Lyon facture l'eau 1,7 fois plus cher que ce qu'elle coûte, tandis que Strasbourg et Nantes la facturent 1,5 fois plus cher, selon l'étude de l'association, qui compare un prix de revient hors taxe estimé et le prix de vente constaté dans 31 villes. La situations des villes moyennes est contrastée, certaines proposant une eau proche de son prix de revient, d'autres comme Reims la proposant 1,7 fois plus cher. Le prix constaté dans les petites villes est jugé globalement satisfaisant. Pour les grandes villes, le taux de marge nette sur chiffre d'affaires, qui permet de chiffrer la rentabilité d'une activité, est "beaucoup plus élevé" dans le secteur de l'eau que dans la plupart des autres secteurs d'activité en France.

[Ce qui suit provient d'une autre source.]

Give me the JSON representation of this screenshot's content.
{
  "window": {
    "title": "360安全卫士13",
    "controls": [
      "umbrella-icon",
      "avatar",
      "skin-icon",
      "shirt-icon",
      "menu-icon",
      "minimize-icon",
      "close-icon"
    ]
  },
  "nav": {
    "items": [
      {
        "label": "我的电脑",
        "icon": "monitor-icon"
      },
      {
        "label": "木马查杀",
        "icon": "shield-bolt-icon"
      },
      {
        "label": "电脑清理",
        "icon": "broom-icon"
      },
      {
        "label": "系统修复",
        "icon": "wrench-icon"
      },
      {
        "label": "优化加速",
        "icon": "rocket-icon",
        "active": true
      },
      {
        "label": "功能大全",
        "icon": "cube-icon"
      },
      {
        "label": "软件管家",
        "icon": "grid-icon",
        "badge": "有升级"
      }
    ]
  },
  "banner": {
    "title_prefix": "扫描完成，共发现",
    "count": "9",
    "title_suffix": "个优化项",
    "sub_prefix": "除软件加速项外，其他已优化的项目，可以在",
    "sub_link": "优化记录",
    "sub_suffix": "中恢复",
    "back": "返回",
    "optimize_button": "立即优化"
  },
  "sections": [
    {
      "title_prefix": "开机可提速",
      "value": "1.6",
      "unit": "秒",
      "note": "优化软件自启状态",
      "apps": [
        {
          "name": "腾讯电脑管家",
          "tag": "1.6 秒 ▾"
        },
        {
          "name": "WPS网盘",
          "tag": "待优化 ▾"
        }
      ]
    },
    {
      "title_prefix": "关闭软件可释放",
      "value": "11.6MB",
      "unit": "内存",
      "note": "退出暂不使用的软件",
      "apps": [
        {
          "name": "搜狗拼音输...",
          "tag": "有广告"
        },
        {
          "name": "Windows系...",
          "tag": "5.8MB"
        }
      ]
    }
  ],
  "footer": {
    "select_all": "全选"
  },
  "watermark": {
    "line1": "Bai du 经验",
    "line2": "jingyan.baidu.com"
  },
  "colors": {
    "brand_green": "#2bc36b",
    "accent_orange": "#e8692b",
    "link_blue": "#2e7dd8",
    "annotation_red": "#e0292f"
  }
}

Deux entreprises, Veolia et Lyonnaise des eaux (Suez) "se partagent le marché des grandes villes", qui fait figure de "duopole quasi-immuable", relève par ailleurs l'association. Le Conseil de la concurrence avait appelé en novembre à plus de concurrence sur le marché de l'eau en Ile-de-France et infligé une amende de 400.000 euros à la Lyonnaise des eaux et de 100.000 euros au Sedif pour non-respect des règles de marché. L'UFC réclame un avis obligatoire du Conseil de la concurrence pour les renouvellement de contrat des villes de plus de 100.000 habitants et la création d'un Haut conseil de l'eau pour établir des normes et des comparatifs de prix.

Elle souhaite également une mission d'information du Parlement sur les moyens de mettre fin à la concentration du secteur.